Interfacial Engineering of TiO2/Ti3C2 MXene/Carbon Nitride Hybrids Boosting Charge Transfer for Efficient Photocatalytic Hydrogen Evolution

Charge separation and transfer are central issues dominating the underlying energy conversion mechanisms of photosynthetic systems. Here, inspired by nature, a multi-interfacial engineering strategy for constructing a strongly coupled interactive transmission network for stable and efficient photocatalytic hydrogen production is proposed. A multivariate all-solid-state Z-scheme with intimate electron interactions is formed through strong bridging bonds due to Ti orbit modulation and stacking hybridization between hybrids. The electron couple structure realizes an efficient carrier directional separation and transfer, enabling the charge separation efficiency to be enhanced dramatically by 7.2 times.
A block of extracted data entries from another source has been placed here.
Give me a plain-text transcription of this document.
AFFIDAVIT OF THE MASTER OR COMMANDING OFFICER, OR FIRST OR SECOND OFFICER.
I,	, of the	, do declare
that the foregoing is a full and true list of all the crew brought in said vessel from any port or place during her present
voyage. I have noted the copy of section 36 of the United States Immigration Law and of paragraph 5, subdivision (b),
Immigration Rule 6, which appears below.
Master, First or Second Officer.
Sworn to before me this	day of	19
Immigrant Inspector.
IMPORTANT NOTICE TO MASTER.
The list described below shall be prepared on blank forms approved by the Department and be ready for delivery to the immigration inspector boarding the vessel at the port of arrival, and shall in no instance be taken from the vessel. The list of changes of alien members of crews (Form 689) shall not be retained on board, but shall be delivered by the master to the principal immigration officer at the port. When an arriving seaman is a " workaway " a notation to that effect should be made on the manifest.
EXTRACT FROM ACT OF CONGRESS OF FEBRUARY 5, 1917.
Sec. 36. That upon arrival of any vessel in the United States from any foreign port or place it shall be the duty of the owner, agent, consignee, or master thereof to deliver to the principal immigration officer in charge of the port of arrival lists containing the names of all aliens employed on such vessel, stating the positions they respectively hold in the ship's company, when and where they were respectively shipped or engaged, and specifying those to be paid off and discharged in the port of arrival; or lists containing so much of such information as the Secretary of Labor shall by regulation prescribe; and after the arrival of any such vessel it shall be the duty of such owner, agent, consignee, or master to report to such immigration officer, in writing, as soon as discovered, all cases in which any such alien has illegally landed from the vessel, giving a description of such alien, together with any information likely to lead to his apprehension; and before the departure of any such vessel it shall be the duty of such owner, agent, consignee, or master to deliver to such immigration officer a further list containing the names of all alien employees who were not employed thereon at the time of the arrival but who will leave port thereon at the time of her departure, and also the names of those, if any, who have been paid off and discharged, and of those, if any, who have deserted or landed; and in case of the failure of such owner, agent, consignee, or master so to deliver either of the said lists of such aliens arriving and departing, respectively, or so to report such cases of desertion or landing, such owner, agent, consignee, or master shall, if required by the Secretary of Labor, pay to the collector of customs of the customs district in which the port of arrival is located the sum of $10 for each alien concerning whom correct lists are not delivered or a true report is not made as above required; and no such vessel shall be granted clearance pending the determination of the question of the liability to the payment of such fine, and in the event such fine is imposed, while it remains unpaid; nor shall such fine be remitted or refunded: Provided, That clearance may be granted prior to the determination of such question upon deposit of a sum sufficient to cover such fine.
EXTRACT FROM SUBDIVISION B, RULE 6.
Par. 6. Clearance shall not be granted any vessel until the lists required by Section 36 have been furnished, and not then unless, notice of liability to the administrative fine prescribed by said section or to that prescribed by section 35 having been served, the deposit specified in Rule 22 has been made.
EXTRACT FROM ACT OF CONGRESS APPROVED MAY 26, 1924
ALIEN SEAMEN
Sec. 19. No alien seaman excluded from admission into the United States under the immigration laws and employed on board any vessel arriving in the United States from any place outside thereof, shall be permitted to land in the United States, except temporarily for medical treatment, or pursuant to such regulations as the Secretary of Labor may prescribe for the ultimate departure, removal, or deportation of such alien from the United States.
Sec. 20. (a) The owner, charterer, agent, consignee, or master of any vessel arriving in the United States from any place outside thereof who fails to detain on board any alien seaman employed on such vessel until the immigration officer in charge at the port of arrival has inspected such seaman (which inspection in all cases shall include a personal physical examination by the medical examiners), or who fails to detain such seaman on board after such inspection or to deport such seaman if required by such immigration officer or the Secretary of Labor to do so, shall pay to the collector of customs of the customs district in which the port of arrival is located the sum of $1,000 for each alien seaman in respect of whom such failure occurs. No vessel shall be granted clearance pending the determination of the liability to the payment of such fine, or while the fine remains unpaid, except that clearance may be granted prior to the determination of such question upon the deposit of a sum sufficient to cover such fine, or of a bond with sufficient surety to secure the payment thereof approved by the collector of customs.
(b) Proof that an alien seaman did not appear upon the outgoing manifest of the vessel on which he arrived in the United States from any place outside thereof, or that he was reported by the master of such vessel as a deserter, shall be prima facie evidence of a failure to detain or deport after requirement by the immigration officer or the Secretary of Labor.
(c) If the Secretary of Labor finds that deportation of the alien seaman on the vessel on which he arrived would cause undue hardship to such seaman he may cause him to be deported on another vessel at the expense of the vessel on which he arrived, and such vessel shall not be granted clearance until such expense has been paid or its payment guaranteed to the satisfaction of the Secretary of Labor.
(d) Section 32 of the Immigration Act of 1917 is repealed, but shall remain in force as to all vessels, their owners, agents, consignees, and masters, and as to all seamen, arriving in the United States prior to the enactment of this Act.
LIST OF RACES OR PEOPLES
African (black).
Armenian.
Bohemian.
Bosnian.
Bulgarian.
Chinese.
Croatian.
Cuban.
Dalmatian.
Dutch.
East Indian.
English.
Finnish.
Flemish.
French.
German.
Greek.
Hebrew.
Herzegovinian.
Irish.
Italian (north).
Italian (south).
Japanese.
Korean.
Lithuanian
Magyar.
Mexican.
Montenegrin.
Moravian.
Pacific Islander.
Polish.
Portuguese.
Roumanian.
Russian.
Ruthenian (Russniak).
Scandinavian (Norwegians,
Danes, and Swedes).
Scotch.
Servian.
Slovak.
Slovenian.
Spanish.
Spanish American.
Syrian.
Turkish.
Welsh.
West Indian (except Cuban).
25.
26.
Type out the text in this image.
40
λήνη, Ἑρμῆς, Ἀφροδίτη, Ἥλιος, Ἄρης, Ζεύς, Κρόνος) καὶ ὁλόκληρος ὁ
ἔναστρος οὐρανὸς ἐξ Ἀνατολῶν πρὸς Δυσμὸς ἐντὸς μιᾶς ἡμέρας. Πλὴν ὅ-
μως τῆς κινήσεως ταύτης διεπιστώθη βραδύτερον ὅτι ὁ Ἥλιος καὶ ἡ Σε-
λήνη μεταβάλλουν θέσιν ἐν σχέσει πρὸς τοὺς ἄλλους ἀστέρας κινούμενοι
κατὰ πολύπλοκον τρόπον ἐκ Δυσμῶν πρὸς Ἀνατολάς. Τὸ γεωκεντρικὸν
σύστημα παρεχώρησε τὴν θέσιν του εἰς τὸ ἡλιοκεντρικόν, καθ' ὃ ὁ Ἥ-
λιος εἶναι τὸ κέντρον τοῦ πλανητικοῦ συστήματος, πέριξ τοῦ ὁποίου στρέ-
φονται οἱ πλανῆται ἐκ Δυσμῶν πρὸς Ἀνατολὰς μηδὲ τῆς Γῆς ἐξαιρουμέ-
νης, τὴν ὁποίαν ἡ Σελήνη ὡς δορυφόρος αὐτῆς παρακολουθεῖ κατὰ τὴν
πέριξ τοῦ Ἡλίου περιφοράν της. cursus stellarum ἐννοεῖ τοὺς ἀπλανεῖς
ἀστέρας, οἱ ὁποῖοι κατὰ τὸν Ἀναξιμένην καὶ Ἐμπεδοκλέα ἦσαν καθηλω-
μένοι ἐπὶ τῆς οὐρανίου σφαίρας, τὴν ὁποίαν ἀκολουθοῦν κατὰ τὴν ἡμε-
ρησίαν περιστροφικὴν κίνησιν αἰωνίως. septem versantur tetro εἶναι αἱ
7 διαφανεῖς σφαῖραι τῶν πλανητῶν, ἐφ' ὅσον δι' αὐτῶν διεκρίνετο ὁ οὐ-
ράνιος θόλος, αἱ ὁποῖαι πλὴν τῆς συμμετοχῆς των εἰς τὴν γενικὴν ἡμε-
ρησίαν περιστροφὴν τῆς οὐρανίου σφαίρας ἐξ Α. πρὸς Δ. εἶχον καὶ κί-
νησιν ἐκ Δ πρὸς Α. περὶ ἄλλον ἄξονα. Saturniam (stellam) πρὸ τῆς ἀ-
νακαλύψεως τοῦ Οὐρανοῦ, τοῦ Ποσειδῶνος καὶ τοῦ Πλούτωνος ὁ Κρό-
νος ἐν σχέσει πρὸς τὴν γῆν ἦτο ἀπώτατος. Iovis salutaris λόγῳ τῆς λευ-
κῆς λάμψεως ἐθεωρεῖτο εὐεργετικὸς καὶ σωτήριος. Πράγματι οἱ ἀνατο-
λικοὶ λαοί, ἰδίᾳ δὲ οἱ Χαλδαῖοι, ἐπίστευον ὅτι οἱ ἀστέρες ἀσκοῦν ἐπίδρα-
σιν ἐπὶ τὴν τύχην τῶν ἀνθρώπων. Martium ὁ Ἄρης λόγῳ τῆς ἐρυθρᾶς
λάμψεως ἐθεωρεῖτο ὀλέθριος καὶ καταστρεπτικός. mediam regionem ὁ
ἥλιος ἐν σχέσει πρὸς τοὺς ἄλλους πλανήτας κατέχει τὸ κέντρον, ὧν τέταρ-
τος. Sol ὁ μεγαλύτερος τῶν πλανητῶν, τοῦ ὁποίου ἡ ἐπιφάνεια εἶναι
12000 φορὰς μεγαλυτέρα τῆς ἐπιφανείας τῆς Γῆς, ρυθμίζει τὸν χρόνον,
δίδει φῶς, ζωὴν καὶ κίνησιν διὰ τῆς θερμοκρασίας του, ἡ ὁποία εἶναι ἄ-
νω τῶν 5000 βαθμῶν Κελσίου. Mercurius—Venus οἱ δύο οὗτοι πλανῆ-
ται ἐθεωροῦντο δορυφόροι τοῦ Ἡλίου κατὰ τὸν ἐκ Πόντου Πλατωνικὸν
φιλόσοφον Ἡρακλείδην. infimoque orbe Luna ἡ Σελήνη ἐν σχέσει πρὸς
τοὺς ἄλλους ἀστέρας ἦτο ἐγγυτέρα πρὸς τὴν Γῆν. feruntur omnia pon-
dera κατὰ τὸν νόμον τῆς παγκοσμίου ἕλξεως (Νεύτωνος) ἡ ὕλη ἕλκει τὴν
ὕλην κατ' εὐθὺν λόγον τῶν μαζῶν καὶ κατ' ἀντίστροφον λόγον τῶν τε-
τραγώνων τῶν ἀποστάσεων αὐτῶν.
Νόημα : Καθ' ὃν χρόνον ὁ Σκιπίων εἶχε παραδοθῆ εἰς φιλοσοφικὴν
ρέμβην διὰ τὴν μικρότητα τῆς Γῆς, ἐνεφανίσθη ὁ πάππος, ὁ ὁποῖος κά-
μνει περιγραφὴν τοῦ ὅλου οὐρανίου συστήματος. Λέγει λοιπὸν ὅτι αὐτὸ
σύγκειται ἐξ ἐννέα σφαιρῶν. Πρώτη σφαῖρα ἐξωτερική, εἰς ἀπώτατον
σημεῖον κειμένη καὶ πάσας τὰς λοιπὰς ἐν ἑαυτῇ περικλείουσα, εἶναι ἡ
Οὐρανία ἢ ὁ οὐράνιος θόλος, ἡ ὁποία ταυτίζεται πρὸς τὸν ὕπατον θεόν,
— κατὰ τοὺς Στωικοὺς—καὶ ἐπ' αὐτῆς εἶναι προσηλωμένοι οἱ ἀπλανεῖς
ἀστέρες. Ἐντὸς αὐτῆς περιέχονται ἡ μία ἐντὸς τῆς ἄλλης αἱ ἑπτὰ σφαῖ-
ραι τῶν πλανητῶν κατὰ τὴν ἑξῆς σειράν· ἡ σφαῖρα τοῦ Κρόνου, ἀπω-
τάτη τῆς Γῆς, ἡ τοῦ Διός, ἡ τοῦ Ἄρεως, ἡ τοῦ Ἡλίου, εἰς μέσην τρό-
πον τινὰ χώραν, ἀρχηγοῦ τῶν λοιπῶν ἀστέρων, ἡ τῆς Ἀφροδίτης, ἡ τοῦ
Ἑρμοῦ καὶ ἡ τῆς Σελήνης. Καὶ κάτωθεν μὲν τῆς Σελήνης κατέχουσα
Furthermore, the resulting material provides a highly stable photocatalytic hydrogen activity, up to 15.29 mmol h(-1) g(-1), 18.8 times higher than pure carbon nitride, surpassing many reported photocatalysts. This work represents a significant development and helps develop a sound foundation for future design principles in accelerating charge transfer.

Automated summary

A nature-inspired multi-interfacial engineering strategy was proposed for constructing a stable and efficient photocatalytic hydrogen production system. By forming a multivariate all-solid-state Z-scheme through Ti orbit modulation and stacking hybridization, efficient electron transfer and separation were achieved, dramatically enhancing charge separation efficiency.